Michael Niemira, the ICSC’s vice president of research and chief economist, said if Congress resolved the issue quickly, that could “propel this season’s performance far above ICSC’s current expectations.”
The ICSC noted that holiday hiring is highly correlated with holiday spending, and said it appears that retailers will add 8.8 million seasonal jobs this year, up 0.4 percent from a year ago.
In an ICSC consumer survey, it found that almost a quarter of consumers plan to spend more (19 percent) or substantially more (5 percent) on holiday gifts this year versus last year. That is the greatest percentage of consumers reporting they intend to increase spending over the previous holiday season since ICSC began asking the question in 2004.

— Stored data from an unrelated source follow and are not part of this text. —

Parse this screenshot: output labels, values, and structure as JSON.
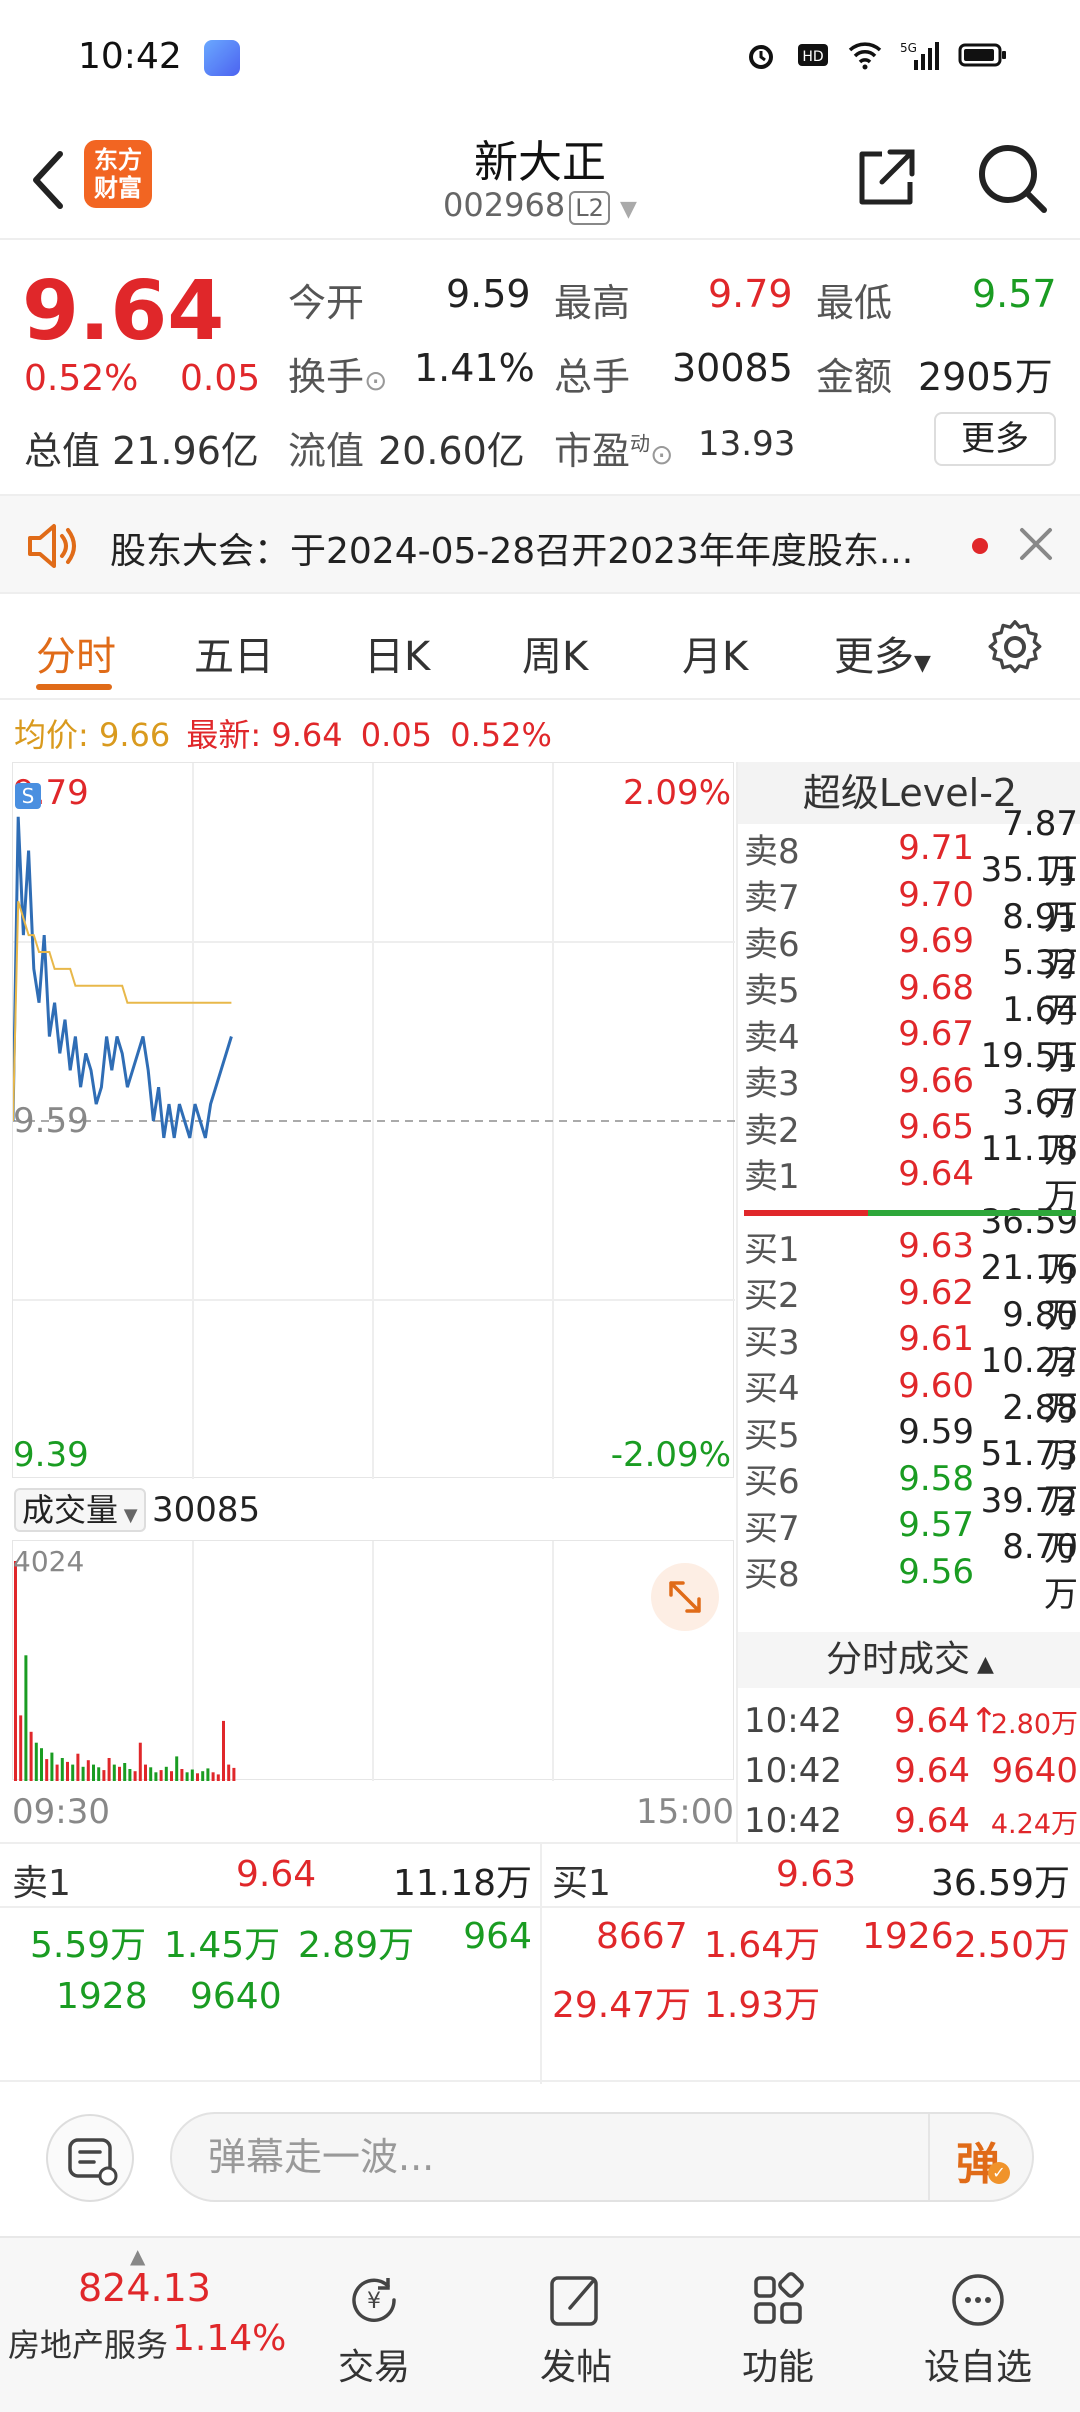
{
  "status_bar": {
    "time": "10:42"
  },
  "header": {
    "logo_text_line1": "东方",
    "logo_text_line2": "财富",
    "stock_name": "新大正",
    "stock_code": "002968",
    "level_badge": "L2"
  },
  "quote": {
    "price": "9.64",
    "change_pct": "0.52%",
    "change": "0.05",
    "open_label": "今开",
    "open": "9.59",
    "high_label": "最高",
    "high": "9.79",
    "low_label": "最低",
    "low": "9.57",
    "turnover_label": "换手",
    "turnover": "1.41%",
    "volume_label": "总手",
    "volume": "30085",
    "amount_label": "金额",
    "amount": "2905万",
    "mktcap": "总值 21.96亿",
    "float_label": "流值",
    "float_cap": "20.60亿",
    "pe_label": "市盈",
    "pe_sup": "动",
    "pe": "13.93",
    "more_label": "更多"
  },
  "notice": {
    "text": "股东大会：于2024-05-28召开2023年年度股东..."
  },
  "tabs": [
    "分时",
    "五日",
    "日K",
    "周K",
    "月K",
    "更多"
  ],
  "chart": {
    "avg_label": "均价:",
    "avg_value": "9.66",
    "latest_label": "最新:",
    "latest_value": "9.64",
    "latest_chg": "0.05",
    "latest_pct": "0.52%",
    "y_max": "9.79",
    "y_ref": "9.59",
    "y_min": "9.39",
    "pct_max": "2.09%",
    "pct_min": "-2.09%",
    "marker": "S",
    "vol_label": "成交量",
    "vol_value": "30085",
    "vol_max": "4024",
    "time_start": "09:30",
    "time_end": "15:00"
  },
  "chart_data": {
    "type": "line",
    "series": [
      {
        "values": [
          9.59,
          9.77,
          9.7,
          9.75,
          9.68,
          9.66,
          9.7,
          9.64,
          9.66,
          9.63,
          9.65,
          9.62,
          9.64,
          9.61,
          9.63,
          9.62,
          9.6,
          9.61,
          9.64,
          9.62,
          9.64,
          9.63,
          9.61,
          9.62,
          9.63,
          9.64,
          9.62,
          9.59,
          9.61,
          9.58,
          9.6,
          9.58,
          9.6,
          9.59,
          9.58,
          9.6,
          9.59,
          9.58,
          9.6,
          9.61,
          9.62,
          9.63,
          9.64
        ]
      },
      {
        "values": [
          9.59,
          9.72,
          9.71,
          9.7,
          9.7,
          9.69,
          9.69,
          9.69,
          9.68,
          9.68,
          9.68,
          9.68,
          9.67,
          9.67,
          9.67,
          9.67,
          9.67,
          9.67,
          9.67,
          9.67,
          9.67,
          9.67,
          9.66,
          9.66,
          9.66,
          9.66,
          9.66,
          9.66,
          9.66,
          9.66,
          9.66,
          9.66,
          9.66,
          9.66,
          9.66,
          9.66,
          9.66,
          9.66,
          9.66,
          9.66,
          9.66,
          9.66,
          9.66
        ]
      }
    ],
    "ylim": [
      9.39,
      9.79
    ],
    "volume": [
      4024,
      1200,
      2300,
      900,
      700,
      600,
      400,
      520,
      300,
      420,
      350,
      300,
      500,
      260,
      380,
      300,
      250,
      200,
      420,
      300,
      260,
      330,
      220,
      180,
      700,
      300,
      250,
      160,
      200,
      260,
      180,
      450,
      220,
      160,
      210,
      140,
      180,
      230,
      160,
      120,
      1100,
      300,
      240
    ]
  },
  "orderbook": {
    "title": "超级Level-2",
    "asks": [
      {
        "label": "卖8",
        "price": "9.71",
        "qty": "7.87万"
      },
      {
        "label": "卖7",
        "price": "9.70",
        "qty": "35.11万"
      },
      {
        "label": "卖6",
        "price": "9.69",
        "qty": "8.91万"
      },
      {
        "label": "卖5",
        "price": "9.68",
        "qty": "5.32万"
      },
      {
        "label": "卖4",
        "price": "9.67",
        "qty": "1.64万"
      },
      {
        "label": "卖3",
        "price": "9.66",
        "qty": "19.51万"
      },
      {
        "label": "卖2",
        "price": "9.65",
        "qty": "3.67万"
      },
      {
        "label": "卖1",
        "price": "9.64",
        "qty": "11.18万"
      }
    ],
    "bids": [
      {
        "label": "买1",
        "price": "9.63",
        "qty": "36.59万"
      },
      {
        "label": "买2",
        "price": "9.62",
        "qty": "21.16万"
      },
      {
        "label": "买3",
        "price": "9.61",
        "qty": "9.80万"
      },
      {
        "label": "买4",
        "price": "9.60",
        "qty": "10.22万"
      },
      {
        "label": "买5",
        "price": "9.59",
        "qty": "2.88万"
      },
      {
        "label": "买6",
        "price": "9.58",
        "qty": "51.73万"
      },
      {
        "label": "买7",
        "price": "9.57",
        "qty": "39.72万"
      },
      {
        "label": "买8",
        "price": "9.56",
        "qty": "8.70万"
      }
    ],
    "trades_title": "分时成交",
    "trades": [
      {
        "time": "10:42",
        "price": "9.64↑",
        "vol": "2.80万"
      },
      {
        "time": "10:42",
        "price": "9.64",
        "vol": "9640"
      },
      {
        "time": "10:42",
        "price": "9.64",
        "vol": "4.24万"
      }
    ]
  },
  "queue": {
    "sell_label": "卖1",
    "sell_price": "9.64",
    "sell_qty": "11.18万",
    "buy_label": "买1",
    "buy_price": "9.63",
    "buy_qty": "36.59万",
    "sell_orders": [
      "5.59万",
      "1.45万",
      "2.89万",
      "964",
      "1928",
      "9640"
    ],
    "buy_orders": [
      "8667",
      "1.64万",
      "1926",
      "2.50万",
      "29.47万",
      "1.93万"
    ]
  },
  "comment": {
    "placeholder": "弹幕走一波...",
    "danmu": "弹"
  },
  "bottom_nav": {
    "index_value": "824.13",
    "index_name": "房地产服务",
    "index_pct": "1.14%",
    "items": [
      "交易",
      "发帖",
      "功能",
      "设自选"
    ]
  }
}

In the survey, the top three holiday gift items for this year were gift cards, 21.3 percent; apparel, 14.1 percent; and toys and games, 14.1 percent. The ICSC said gift-card redemptions dominate shopping in the post-Christmas period.
ICSC is the leading global trade association of the shopping center industry with more than 55,000 members in more than 90 countries. It includes shopping center owners, developers, managers, marketing specialists, investors, retailers and brokers, as well as academics and public officials.